1. Aan de leden van de rekenkamer wordt een vergoeding toegekend van € 250,- per vergadering naast een tegemoetkoming in de reiskosten.

2. Indien de rekenkamer een onderzoek in eigen beheer uitvoert, zal er in de vergadering van de rekenkamer een budget, gekoppeld aan het aantal onderzoeksuren, worden vastgesteld. De vergoeding voor de gemaakte uren zal worden afgeleid van de vergadervergoeding, waarbij uitgegaan wordt van een minimum van drie onderzoeksuren.

3. Het beheer van het onderzoeksbudget zal plaatsvinden door de voorzitter en/of de niet onderzoekende rekenkamerleden. Indien er een budgetoverschrijding plaatsvindt, zullen de onderzoekende rekenkamerleden dit verantwoorden in de vergadering van de rekenkamer.

4. De in deze verordening bedoelde vergoedingen en tegemoetkomingen komen ten laste van het budget van de rekenkamer.

Artikel 14. Betaling en declaratie van onkosten

1. Tenzij het Rechtspositiebesluit decentrale politieke ambtsdragers of de Rechtspositieregeling decentrale politieke ambtsdragers anders bepalen, vindt de betaling van kosten die op grond van deze verordening voor vergoeding of tegemoetkoming in aanmerking komen plaats door:

a. betaling uit gemeentelijke middelen, op basis van een rechtstreeks aan de gemeente toegezonden factuur, of

b. betaling vooruit uit eigen middelen.

2. Een aanvraag om een vergoeding van de onkosten als bedoeld in dit artikel gaat vergezeld van een declaratieformulier en bewijsstukken.

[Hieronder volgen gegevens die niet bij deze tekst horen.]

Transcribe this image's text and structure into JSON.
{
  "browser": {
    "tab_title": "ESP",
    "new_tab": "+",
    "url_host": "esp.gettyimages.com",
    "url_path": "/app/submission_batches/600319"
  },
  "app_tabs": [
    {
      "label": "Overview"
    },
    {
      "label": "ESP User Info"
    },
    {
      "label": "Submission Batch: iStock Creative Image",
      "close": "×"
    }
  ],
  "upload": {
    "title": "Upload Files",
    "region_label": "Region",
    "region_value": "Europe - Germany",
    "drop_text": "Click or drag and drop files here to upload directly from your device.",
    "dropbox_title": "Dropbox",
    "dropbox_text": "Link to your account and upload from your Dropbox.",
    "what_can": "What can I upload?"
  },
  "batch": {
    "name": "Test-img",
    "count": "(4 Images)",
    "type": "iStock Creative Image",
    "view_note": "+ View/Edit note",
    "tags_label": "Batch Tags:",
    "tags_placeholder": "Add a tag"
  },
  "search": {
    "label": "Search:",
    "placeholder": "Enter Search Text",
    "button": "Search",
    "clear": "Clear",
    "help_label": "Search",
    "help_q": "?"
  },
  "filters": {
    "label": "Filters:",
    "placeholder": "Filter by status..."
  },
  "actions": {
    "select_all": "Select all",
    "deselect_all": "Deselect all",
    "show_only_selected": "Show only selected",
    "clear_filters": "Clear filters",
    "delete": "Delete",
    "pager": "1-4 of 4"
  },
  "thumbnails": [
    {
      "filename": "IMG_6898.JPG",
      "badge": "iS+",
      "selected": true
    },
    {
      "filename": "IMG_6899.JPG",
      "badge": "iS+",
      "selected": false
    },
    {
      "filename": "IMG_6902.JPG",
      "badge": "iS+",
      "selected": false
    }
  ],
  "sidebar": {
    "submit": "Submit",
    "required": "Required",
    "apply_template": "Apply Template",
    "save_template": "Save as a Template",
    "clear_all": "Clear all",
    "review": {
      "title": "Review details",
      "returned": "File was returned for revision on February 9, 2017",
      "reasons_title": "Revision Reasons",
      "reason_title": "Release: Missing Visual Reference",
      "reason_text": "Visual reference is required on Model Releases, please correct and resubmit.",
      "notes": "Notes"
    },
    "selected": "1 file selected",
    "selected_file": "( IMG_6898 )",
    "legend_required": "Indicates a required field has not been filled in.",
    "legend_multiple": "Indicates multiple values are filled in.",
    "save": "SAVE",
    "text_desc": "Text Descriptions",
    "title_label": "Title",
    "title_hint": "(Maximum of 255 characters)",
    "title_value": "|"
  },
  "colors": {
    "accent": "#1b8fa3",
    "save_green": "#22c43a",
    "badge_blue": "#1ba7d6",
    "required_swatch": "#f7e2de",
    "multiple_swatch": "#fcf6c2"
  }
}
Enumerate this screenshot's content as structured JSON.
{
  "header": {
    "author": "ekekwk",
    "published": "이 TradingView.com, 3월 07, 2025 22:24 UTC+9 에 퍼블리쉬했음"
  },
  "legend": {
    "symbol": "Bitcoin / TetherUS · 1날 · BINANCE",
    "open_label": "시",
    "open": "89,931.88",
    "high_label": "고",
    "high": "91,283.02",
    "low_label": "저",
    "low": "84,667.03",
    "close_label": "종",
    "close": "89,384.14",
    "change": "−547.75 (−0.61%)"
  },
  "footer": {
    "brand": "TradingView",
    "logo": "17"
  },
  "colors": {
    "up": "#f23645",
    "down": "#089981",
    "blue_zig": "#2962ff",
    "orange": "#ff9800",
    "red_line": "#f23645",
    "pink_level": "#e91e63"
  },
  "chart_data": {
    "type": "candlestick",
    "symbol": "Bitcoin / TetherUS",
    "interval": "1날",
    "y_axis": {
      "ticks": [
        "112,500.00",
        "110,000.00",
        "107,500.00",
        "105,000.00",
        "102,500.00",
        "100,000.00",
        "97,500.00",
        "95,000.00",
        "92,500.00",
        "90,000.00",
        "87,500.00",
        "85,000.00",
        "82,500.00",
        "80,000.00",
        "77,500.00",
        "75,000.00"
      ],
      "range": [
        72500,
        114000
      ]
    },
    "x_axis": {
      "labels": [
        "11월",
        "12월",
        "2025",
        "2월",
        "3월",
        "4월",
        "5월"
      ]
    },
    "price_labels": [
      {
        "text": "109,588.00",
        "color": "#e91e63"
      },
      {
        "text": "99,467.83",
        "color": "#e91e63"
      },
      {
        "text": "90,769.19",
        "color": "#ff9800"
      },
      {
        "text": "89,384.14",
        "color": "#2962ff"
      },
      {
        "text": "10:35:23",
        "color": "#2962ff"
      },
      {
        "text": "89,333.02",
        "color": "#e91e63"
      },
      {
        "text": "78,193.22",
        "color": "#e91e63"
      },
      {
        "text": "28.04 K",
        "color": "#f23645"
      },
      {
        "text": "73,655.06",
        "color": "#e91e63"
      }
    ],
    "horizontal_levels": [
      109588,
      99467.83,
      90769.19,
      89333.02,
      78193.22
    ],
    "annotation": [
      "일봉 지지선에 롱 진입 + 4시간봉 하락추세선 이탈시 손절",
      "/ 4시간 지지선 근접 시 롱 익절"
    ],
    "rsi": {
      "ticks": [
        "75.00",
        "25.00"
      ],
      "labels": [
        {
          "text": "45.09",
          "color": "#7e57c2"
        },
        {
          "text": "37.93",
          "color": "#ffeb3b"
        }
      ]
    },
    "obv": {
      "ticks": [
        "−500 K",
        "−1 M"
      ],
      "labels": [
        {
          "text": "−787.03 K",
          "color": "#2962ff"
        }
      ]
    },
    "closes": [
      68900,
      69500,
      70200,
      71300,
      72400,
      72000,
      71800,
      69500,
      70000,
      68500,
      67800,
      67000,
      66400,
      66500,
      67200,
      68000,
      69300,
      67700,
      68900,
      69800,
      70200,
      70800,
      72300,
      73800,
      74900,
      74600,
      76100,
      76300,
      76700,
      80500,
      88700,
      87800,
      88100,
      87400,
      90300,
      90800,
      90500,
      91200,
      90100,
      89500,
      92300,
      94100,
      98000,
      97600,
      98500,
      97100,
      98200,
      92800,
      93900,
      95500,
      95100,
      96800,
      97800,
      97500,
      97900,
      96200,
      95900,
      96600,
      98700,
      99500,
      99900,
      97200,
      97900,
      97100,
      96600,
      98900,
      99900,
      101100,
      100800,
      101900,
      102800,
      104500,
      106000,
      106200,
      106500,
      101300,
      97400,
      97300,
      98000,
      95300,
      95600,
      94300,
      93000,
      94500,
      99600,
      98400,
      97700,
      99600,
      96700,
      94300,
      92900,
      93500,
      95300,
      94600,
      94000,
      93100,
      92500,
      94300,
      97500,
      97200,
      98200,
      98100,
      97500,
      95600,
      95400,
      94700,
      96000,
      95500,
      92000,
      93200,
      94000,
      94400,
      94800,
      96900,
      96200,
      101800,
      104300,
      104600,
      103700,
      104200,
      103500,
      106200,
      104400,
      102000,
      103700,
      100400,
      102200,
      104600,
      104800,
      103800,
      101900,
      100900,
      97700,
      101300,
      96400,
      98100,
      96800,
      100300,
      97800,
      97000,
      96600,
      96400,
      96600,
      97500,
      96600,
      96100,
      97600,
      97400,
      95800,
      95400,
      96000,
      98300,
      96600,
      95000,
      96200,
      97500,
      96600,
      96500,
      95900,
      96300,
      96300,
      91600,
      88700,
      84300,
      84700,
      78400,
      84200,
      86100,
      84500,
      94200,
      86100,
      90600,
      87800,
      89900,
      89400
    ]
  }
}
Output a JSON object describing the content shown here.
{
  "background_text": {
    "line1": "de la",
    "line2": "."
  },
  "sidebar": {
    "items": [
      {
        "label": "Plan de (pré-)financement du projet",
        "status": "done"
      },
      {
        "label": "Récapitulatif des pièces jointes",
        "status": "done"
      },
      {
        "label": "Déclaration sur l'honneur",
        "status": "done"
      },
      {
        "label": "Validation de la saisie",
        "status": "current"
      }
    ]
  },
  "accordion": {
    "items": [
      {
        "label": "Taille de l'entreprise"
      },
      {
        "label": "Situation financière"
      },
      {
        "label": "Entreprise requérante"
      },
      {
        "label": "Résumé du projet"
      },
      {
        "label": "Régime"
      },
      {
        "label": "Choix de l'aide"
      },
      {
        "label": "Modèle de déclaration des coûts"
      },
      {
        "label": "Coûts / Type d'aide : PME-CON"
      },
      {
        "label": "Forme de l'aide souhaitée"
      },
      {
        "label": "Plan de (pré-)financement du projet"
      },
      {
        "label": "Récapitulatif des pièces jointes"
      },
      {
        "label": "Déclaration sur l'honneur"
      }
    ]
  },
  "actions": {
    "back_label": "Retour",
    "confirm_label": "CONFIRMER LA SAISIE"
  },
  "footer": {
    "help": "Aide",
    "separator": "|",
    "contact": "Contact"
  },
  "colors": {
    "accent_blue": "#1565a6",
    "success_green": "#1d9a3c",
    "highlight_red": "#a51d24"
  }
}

3. Het declaratieformulier en de bewijsstukken worden binnen zes maanden na factuurdatum of betaling door de raads- of commissieleden ingediend bij de griffier.

Artikel 15. Intrekking oude verordening

De Verordening rechtspositie wethouders, raads- en commissieleden 2016 wordt ingetrokken.

Artikel 16. Inwerkingtreding

Deze verordening treedt in werking met ingang van de dag na de datum van publicatie van het Gemeenteblad waarin deze verordening wordt geplaatst en werkt terug tot en met 1 januari 2019.

Artikel 17. Citeertitel

Deze verordening wordt aangehaald als: Verordening rechtspositie raads- en commissieleden Middelburg 2019.

Ondertekening

Aldus vastgesteld in de vergadering van de raad van de gemeente Middelburg van 11 april 2019,

De voorzitter, mr. H.M. Bergmann

De griffier, drs. M. Wisse-Roelse

Toelichting

ALGEMEEN DEEL

Wettelijke regelingen

In de wet en nadere regelgeving zijn alle van belang zijnde onderwerpen geregeld betreffende de rechtspositie van gemeentelijke politieke ambtsdragers. In de Gemeentewet is aangegeven, dat de nadere invulling van de rechtspositie van raads- en commissieleden alsmede de financiële voorzieningen moeten worden geregeld bij of krachtens de wet (AMvB en ministeriële regeling). Deze nadere regeling is vastgelegd in het Rechtspositiebesluit decentrale politieke ambtsdragers. In de Rechtspositieregeling decentrale politieke ambtsdragers zijn de (onkosten)vergoedingen nader uitgewerkt.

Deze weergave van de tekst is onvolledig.